Asse Roma-Berlino

Il cancelliere Scholz oggi a Roma: incontrerà Draghi (ma non il Papa)

Il successore di Angela Merkel è atteso nella Capitale per il primo incontro da Cancelliere con il premier Mario Draghi. Perché non vedrà Bergoglio

Il cancelliere Scholz oggi a Roma: incontrerà Draghi (ma non il Papa)

Il compito di Olaf Scholz non è dei più facili: prendere il posto di Angela Merkel, che ha lasciato dopo ben 16 anni ed è stata protagonista non solo della storia degli ultimi decenni in Germania, ma in tutta Europa (e non solo).

La sua linea è comunque decisa e la parola d’ordine è "discrezione", non solo per la volontà di evitare protagonismi in questa fase di transizione, ma anche in sintonia con il suo carattere, schivo e discreto. E all’insegna della discrezione è anche la sua prima visita a Roma in qualità di capo di Governo di Berlino. Per Scholz l’agenda prevede l’incontro con il premier, Mario Draghi, ma non Papa Francesco.

 

Dopo Macron, tocca a Draghi

Il primo incontro internazionale, dopo aver preso il testimone di Merkel, è stato con il presidente francese, Emmanuele Macron, a Parigi.
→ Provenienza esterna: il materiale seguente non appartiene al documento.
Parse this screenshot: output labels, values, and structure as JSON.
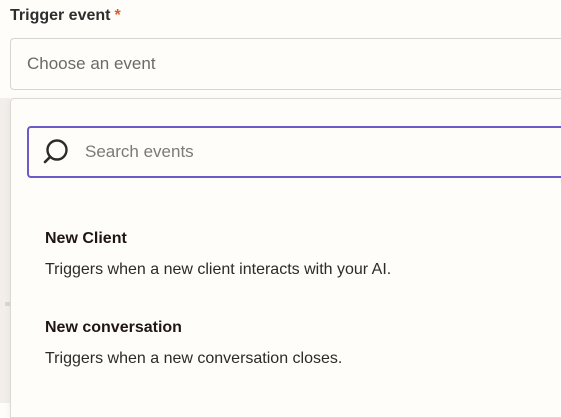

Poi per Olaf Scholz il volo a Bruxelles, per la “presentazione” ufficiale con le autorità europee e con i vertici della Nato, infine l’arrivo a Roma, per il faccia a faccia con il presidente del Consiglio, Mario Draghi, a Palazzo Chigi.

 

I temi in agenda

Molti i temi caldi in agenda per il vertice bilaterale in programma alle 14 di lunedì 20 dicembre e al quale seguirà una conferenza stampa: si va dall'emergenza Covid, alle tensioni con la Russia con l’escalation a causa del dispiegamento di truppe di Mosca al confine con Kiev. Ma soprattutto Scholz e Draghi hanno in programma di discutere della riforma del Patto di Stabilità.

A questo proposito Scholz, che è già stato ministro delle Finanza con Merkel, proporrà una linea di continuità rispetto alle posizioni tedesche e soprattutto tenterà una mediazione tra la linea rigorista dei Paesi del nord Europa (Olanda, Austria, Danimarca e Svezia, che non vorrebbero modifiche rischiose per i conti europei) e le posizioni più aperturiste e flessibili di Francia e Italia, appunto. Come già sottolineato da Macron e come ribadirà Draghi, in questo momento storico, economico e di emergenza sanitaria, occorre un'interpretazione più morbida del Trattato di Maastricht.

 

Asse Parigi-Berlino-Roma

L’approccio, dunque, sembra condiviso con Parigi e Roma. Incontrando Macron Scholz aveva parlato di "Crescita e finanze solide", spiegando: "Abbiamo già dimostrato cosa sia possibile quando lavoriamo insieme in Europa, sia pure nell'ambito delle regole del Patto di stabilità, aggiungendo di essere "convinto che possiamo continuare a consolidare la crescita assicurandoci al tempo stesso il mantenimento di finanze solide: non sono due cose in contraddizione tra loro. Abbiamo promesso di usare la flessibilità che il Patto di stabilità ci offre".

 

Perché non incontra Papa Francesco

Per il neo cancelliere tedesco, però, non ci sarà alcun incontro con Papa Francesco, non per divergenze, bensì per mancanza di tempo, almeno formalmente. Il portavoce del governo tedesco, Steffen Hebestreit, ha spiegato che a causa della “stretta agenda” del Cancelliere, è prevista solo una breve visita a Draghi e “nessun ulteriore appuntamento” a Roma o in Vaticano. Va chiarito che Scholz è stato battezzato come protestante, ma si è poi allontanato dalla religione. Anche in occasione del giuramento come Cancelliere al Bundestag, ha rinunciato all’aggiunta della frase di rito “che Dio mi aiuti”.